When you get out of surgery your hand will be wrapped in an ACE wrap to provide compression and support. Your incision will be closed with stitches. You will have limited use of your hand for a few days, so you will need to have someone at home to help you.
You will need to schedule a follow-up visit seven to ten days from your surgery.
- You may resume your regular diet. However, start slow with clear liquids and gradually work your way back to your normal diet. This will help prevent nausea and vomiting.
Hand Care & Bathing
- Keep your dressing in place until your first post-op visit
- Keep incision dry until sutures are removed. Do NOT soak your hand in water until your incision is well healed.
Elevation and Circulation
- Elevate the extremity on pillows with fingers point toward the ceiling as much as possible for the first 3-5 days.

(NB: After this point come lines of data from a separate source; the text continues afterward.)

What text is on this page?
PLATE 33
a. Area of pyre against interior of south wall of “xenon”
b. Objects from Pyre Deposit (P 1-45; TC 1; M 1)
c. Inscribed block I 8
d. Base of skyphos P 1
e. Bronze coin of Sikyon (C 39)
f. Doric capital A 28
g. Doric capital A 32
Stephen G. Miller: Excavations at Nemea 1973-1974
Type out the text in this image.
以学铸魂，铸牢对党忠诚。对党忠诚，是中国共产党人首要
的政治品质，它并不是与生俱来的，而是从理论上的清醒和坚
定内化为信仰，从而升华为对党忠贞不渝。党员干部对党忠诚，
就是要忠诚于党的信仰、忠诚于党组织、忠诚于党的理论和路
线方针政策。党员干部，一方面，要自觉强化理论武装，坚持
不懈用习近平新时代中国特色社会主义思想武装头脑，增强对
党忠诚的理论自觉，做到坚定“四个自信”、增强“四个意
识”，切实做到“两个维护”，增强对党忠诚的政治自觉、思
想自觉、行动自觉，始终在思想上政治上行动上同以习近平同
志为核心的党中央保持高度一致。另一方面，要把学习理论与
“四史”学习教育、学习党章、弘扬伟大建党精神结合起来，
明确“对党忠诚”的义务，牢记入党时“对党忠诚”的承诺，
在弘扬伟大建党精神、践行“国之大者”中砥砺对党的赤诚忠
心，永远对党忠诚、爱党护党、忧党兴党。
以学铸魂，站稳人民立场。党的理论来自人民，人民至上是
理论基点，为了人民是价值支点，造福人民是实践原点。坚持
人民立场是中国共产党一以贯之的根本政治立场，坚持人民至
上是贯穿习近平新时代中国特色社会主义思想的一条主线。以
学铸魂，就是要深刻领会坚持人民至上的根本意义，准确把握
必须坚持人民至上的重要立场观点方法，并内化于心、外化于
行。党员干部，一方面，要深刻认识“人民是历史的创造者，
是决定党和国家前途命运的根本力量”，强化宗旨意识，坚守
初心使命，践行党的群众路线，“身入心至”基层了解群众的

- After these first few days, continue to elevate as needed in order to reduce swelling.
- To encourage circulation and decrease swelling, wiggle your fingers and wrist several times each hour.
- To help reduce pain and swelling, apply an ice pack to the surgical area for 20 to 25 minutes every one to two hours for the first 48 hours and then as needed to help control pain and swelling.
- To avoid frostbite, place a towel or t-shirt between the ice pack and your skin.
- It is not necessary to use ice while sleeping.
- Your physician may give you a written prescription for pain medicine as you leave the surgery center. Take your pain medication as prescribed. You may want to take it regularly for the first 48 hours after surgery. Do not take any additional Tylenol.
- While you are asleep in the operating room, a long acting numbing medication may be injected into the surgical area to help relieve your immediate postoperative discomfort for up to 24 hours. When you first notice tingling or throbbing, begin taking your pain medicine so it will become effective before the local anesthesia wears off.
- No driving while taking any narcotic pain medication!
- The pain medication may cause some nausea so take it with food.
- The pain medication and general anesthesia may also cause constipation, so you may need to take a stool softener, fiber bar, Metamucil or prune juice to prevent constipation.
- Watch for temperature > 101.5F, persistent numbness and tingling, persistent bleeding or drainage from the wound, foul odor, progressively worsening pain that is unresponsive to pain medication, chest pain or difficulty breathing. If you have any of these symptoms, call the office if during normal business hours or go to the nearest emergency room.
- Please make sure to follow instructions given to you by your physician, they may have specific instructions to your care.
- If you do not have a postoperative appointment set-up already, please call the office to schedule an appointment for 7-10 days after surgery at (785)843-9125.
Rehabilitation Plan - Exercises
Therapy after trigger finger release is often not necessary, but it is important for you to begin using your hand normally once pain allows in order to prevent any range of motion loss.